The adjoining room is given over to her collaborative projects with Ulay, a partnership that gripped the art world for over a decade. Their iconic work, Rest Energy, 1980, in which Abramovic gripped a bow while Ulay drew back an arrow and held it taught, facing her heart, fills the room with tension. In Three, 1978, a snake slithers along the floor between the couple, a curious messenger. The last of these works is the documentation of their mythic performative 1988 journey. The Lovers, along the Great Wall of China. The pair had originally planned to meet in the middle and marry, though their relationship had collapsed by the time they performed it, so they met, hugged, and parted instead. It's a genuinely moving work and a must-see for anyone who has experienced the bitter sting of lost love.

Further rooms reveal the breadth of the solo work Abramovic produced following the end of her partnership with Ulay. The most engaging project is her 2005 video, Balkan Erotic Epic, 2005, in which the enactment of various chthonic gestures presents a mythic and folkloric connection between woman and nature — stopping rain by the baring of female genitalia, for instance, or dry-humping the ground to fertilize the soil. It provides, intentionally or not, a peculiar satiric release for what is, after all, a rather po-faced career: Abramovic ever playing the straight woman in a world of increasingly risible banality.

Unfortunately, this strong archival documentation is underminedelsewhere by her decision to restage key performances. A structure in the second room houses two bewildered–looking couples, the first with their hair entwined to restage Relation in Time, 1977, the second standing with index fingers almost touching in a recreation of Point of Contact, 1980. What is missing in these recapitulated works is precisely what the show’s title promised: the artist's presence.

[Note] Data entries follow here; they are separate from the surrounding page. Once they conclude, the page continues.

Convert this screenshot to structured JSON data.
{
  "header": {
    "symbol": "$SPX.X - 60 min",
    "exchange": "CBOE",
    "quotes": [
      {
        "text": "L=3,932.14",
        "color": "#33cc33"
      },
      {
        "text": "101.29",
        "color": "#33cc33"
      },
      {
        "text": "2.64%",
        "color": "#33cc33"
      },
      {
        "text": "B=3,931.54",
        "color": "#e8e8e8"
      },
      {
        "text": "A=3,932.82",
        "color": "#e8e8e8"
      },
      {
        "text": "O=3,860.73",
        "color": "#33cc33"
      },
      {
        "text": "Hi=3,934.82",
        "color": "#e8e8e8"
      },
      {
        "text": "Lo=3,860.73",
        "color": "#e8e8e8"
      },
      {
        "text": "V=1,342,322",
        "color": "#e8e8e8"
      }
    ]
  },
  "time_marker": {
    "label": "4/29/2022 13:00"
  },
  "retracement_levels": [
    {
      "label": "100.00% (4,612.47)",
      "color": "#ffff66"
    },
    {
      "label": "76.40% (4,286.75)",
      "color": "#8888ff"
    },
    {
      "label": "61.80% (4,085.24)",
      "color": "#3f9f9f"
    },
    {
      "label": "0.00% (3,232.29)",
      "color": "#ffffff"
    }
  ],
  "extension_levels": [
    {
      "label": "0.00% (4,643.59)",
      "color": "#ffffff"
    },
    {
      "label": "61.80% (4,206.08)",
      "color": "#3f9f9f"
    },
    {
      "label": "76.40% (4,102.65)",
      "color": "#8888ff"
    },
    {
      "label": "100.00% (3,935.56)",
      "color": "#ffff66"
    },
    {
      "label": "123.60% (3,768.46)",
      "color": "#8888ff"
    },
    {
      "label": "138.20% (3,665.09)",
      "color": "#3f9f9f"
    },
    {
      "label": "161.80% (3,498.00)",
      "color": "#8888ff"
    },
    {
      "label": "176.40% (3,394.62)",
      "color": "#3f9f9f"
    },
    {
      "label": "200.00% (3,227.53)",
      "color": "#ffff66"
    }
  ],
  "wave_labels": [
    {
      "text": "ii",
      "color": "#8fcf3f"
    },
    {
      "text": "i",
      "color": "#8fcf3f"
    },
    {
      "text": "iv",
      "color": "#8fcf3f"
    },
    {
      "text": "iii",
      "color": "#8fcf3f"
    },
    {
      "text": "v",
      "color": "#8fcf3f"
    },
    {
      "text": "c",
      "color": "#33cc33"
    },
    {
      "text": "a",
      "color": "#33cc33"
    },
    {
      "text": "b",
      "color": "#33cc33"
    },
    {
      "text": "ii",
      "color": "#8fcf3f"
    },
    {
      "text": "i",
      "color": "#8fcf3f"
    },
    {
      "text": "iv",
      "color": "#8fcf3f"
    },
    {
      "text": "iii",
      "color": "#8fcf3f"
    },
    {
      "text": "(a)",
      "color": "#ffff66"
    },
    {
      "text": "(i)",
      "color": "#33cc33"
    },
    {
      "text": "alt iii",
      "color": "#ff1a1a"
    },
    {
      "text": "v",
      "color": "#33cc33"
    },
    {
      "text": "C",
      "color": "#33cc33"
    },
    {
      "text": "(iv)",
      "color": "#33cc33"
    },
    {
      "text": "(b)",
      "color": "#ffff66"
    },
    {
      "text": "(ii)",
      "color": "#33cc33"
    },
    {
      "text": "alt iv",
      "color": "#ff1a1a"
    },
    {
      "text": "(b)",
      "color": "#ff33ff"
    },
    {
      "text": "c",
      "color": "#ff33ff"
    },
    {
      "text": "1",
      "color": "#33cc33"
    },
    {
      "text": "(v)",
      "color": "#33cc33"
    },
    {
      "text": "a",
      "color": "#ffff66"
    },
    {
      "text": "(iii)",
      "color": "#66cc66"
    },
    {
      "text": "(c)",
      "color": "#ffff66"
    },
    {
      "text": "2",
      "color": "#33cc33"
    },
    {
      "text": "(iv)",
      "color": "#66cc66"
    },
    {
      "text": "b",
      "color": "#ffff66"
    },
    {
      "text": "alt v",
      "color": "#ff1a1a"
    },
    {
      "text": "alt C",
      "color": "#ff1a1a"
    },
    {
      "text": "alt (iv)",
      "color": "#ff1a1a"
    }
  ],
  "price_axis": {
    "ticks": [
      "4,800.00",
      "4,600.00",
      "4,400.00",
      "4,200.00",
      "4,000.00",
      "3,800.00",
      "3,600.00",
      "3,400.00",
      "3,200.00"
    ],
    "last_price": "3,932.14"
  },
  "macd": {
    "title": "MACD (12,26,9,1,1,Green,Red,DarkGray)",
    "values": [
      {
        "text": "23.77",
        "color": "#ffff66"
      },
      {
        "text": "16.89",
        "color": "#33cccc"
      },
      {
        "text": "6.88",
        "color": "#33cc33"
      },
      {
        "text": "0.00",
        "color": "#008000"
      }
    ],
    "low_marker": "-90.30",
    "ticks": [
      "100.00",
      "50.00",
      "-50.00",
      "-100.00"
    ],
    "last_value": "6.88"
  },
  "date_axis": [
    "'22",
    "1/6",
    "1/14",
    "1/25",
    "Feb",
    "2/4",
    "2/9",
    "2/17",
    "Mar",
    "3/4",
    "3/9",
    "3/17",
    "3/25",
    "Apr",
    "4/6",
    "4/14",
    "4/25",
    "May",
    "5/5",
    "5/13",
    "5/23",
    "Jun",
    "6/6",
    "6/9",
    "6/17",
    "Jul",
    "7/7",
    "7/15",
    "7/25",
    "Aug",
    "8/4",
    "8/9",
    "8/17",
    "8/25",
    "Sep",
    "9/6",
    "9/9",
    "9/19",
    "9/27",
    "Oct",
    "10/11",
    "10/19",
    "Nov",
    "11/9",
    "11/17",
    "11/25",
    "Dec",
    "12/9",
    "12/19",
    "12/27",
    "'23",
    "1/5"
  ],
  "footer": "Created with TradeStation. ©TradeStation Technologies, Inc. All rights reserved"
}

They appear, at best, as illustrative footnotes. At worst, they are an inexplicable sideshow that unravels the patina of history in archival footage and deadens the electricity palpably present in the videos. The least successful of these works is the restaging of Imponderabilia, 1977, in which the artist and Ulay originally stripped naked and stood facing each other in the entrance to a gallery, forcing visitors to squeeze between them. With a rotating cast of performers who necessarily lack the artists' chemistry, and without the need to actually move through the bodies (MoMA has provided an alternative portal to the next gallery), it falls flat.

MoMA’s exhibition and Abramovic’s new performance prompt the question: What happens when the artist is no longer with us? Restaging has become an institutional touchstone recently, and it’s brave of the museum to tackle that issue so directly. The cultishness, charisma, and idiosyncratic touch of Abramovic's work, though, is what makes it so vital. Its absence undoes these reproductions. "It's not enough to die," Samuel Beckett wrote. “You have also to be forgotten.” The most generous act, he suggests, is to leave coming generations the space and freedom to reconsider form.

For the uninitiated, MoMA’s retrospective is a much-needed document of an artist’s courageous and haptic relation to the world. The museum is going about its usual business, identifying and canonizing a historical moment, creating a new platform for discussion in the process. What comes next is the preserve of up-and-coming artists determinedly in and of the world — a type of engagement that performance art, with its intimate connection to the context of its times, has long encouraged. It appears to be time for those new generations to ditch the karaoke machine of culture and, with full acknowledgment of the artifacts of the past, grapple with the new century.